Gli Shompen vivono nella foresta pluviale che copre circa il 95% dell’isola, la più grande delle isole che compongono l’arcipelago delle Nicobare nell’Oceano Indiano, 150 chilometri a sud delle isole Andamane con le quali formano il Territorio indiano delle Andamane e Nicobare. Per secoli questa tribù ha rifiutato il contatto con altri popoli e da diecimila anni vive nelle foreste di Gran Nicobar, nella parte Orientale dell’Oceano Indiano. I nativi sono cacciatori-raccoglitori nomadi e vivono in piccoli gruppi, in territori delimitati dai fiumi che attraversano la foresta pluviale. Costruiscono generalmente accampamenti temporanei nella foresta, in cui vivono per qualche settimana o qualche mese prima di spostarsi di nuovo. La loro popolazione conta tra le 100 e le 400 persone e hanno solo contatti saltuari con i loro vicini indigeni Nicobaresi e con coloni e funzionari governativi, ma la maggior parte di loro resta isolata nella foresta con pochi o nessun contatto con gli esterni. I membri della tribù che hanno eventuali contatti con gli esterni, una volta tornati nella comunità, vengono messi in quarantena in case speciali, fuori dai loro insediamenti. L’amministrazione delle isole Andamane e Nicobare ha testimoniato che «i nostri tentativi di raggiungere l’accampamento principale a circa 50 metri dalle case esterne sono stati bloccati dal lancio di frecce, a cui siamo sfuggiti per un soffio, poiché gli Shompen di questa regione sono fermamente convinti che gli esterni portino malattie».

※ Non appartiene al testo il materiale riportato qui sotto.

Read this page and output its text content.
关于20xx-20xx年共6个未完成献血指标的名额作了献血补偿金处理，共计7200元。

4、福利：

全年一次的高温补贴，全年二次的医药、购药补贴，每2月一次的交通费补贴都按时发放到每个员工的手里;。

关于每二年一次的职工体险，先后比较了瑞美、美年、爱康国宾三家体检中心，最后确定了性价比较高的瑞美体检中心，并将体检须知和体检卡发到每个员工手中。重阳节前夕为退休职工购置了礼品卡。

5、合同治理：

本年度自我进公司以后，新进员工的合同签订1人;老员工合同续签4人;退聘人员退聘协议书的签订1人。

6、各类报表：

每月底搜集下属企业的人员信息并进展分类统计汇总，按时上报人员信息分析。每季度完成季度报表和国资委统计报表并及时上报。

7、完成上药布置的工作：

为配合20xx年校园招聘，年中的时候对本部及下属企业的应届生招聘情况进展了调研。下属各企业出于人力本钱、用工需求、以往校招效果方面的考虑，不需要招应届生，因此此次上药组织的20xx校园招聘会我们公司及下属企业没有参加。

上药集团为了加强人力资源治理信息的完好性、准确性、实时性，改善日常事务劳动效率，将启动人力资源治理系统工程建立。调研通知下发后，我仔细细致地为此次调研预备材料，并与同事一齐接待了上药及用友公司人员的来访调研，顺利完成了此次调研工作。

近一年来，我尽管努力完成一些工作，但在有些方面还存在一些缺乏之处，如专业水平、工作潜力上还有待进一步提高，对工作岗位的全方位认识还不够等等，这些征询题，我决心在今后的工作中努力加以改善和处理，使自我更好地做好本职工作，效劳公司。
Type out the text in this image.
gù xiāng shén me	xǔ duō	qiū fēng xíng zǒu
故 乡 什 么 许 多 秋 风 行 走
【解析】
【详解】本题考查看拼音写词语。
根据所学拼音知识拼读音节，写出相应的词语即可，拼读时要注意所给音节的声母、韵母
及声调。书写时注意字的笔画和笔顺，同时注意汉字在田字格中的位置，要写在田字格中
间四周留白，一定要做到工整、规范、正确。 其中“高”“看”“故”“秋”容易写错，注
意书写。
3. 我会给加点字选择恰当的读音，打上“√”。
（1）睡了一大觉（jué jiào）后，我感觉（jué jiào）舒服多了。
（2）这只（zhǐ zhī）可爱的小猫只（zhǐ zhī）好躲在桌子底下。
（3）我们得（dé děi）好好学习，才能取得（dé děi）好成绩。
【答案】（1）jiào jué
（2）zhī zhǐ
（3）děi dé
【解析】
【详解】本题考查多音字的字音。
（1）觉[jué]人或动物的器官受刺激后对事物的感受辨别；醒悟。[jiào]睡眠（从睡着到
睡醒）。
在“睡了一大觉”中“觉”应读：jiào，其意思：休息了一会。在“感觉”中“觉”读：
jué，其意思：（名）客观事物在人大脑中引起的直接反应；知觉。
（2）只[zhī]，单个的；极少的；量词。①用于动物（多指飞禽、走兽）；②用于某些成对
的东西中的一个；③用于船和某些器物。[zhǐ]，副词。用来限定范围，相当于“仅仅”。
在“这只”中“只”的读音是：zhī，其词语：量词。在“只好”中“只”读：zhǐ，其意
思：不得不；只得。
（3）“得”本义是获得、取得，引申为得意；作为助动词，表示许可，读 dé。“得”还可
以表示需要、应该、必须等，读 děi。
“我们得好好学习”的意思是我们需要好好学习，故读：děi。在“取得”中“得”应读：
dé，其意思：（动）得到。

Il progetto indiano, oltre a minacciare la salute degli indigeni, devasterebbe quattro loro insediamenti insieme ai loro territori meridionali di caccia e raccolta. Per queste ragioni l’ong Survival International ha chiesto all’opinione pubblica internazionale di mobilitarsi “per garantire che questo progetto altamente distruttivo sia cancellato”. Anche il partito di opposizione indiano, l’Indian national congress party, è contrario alla trasformazione e all’occupazione dell’isola che ha descritto come “incubo ecologico”. Nonostante ciò, secondo Survival International, “il Ministero per l’Ambiente, le Foreste e i Cambiamenti Climatici ha già rilasciato permessi per l’abbattimento di 800.000 alberi senza il consenso degli Shompen e dei Nicobaresi”.